MARTA WERD HELEMAAL IN BESLAG GENOMEN DOOR HAAR GASTEN (LUCAS 10, 38-42)
Nogal wiedes als je onverwacht zo’n dertien man over de vloer krijgt. En dat die zus zomaar aan Jezus’ voeten zit zonder een poot uit te steken, zou mij ook op mijn zenuwen werken!
Heer, ik ben als Marta. Maar wat wil je? Ik voel me overvraagd door de zorg voor mijn kinderen en kleinkinderen, het huis dat op orde moet en het eten dat elke dag klaargemaakt moet worden. En toch zegt U dat Maria het beste deel heeft gekozen. Komt U ook eens bij mij op bezoek? Dan wil ik graag Maria zijn.
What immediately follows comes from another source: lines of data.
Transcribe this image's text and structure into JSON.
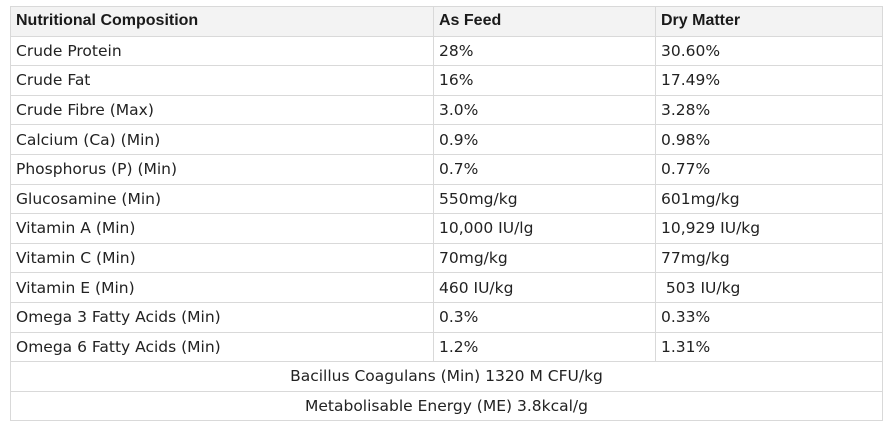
{
  "table": {
    "headers": [
      "Nutritional Composition",
      "As Feed",
      "Dry Matter"
    ],
    "rows": [
      [
        "Crude Protein",
        "28%",
        "30.60%"
      ],
      [
        "Crude Fat",
        "16%",
        "17.49%"
      ],
      [
        "Crude Fibre (Max)",
        "3.0%",
        "3.28%"
      ],
      [
        "Calcium (Ca) (Min)",
        "0.9%",
        "0.98%"
      ],
      [
        "Phosphorus (P) (Min)",
        "0.7%",
        "0.77%"
      ],
      [
        "Glucosamine (Min)",
        "550mg/kg",
        "601mg/kg"
      ],
      [
        "Vitamin A (Min)",
        "10,000 IU/lg",
        "10,929 IU/kg"
      ],
      [
        "Vitamin C (Min)",
        "70mg/kg",
        "77mg/kg"
      ],
      [
        "Vitamin E (Min)",
        "460 IU/kg",
        " 503 IU/kg"
      ],
      [
        "Omega 3 Fatty Acids (Min)",
        "0.3%",
        "0.33%"
      ],
      [
        "Omega 6 Fatty Acids (Min)",
        "1.2%",
        "1.31%"
      ]
    ],
    "footer_rows": [
      "Bacillus Coagulans (Min) 1320 M CFU/kg",
      "Metabolisable Energy (ME) 3.8kcal/g"
    ]
  }
}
ISRAËL, HOOP OP DE HEER! (PSALM 130)
Het komt er uiteindelijk op aan dat wij zowel Maria als Marta moeten zijn. Van allebei moeten wij iets hebben. Maar de gelovige mens is eerst een Maria en van daaruit een Marta. Als wij bidden, ons bezinnen, groeit ons geloof. Als ons geloof groeit, groeit onze liefde. En als onze liefde groeit, zullen wij steeds meer dienstbaar zijn aan onze medemensen, zullen wij steeds meer belangeloos naaste willen zijn van al de mensen, die God onze levensweg laat kruisen.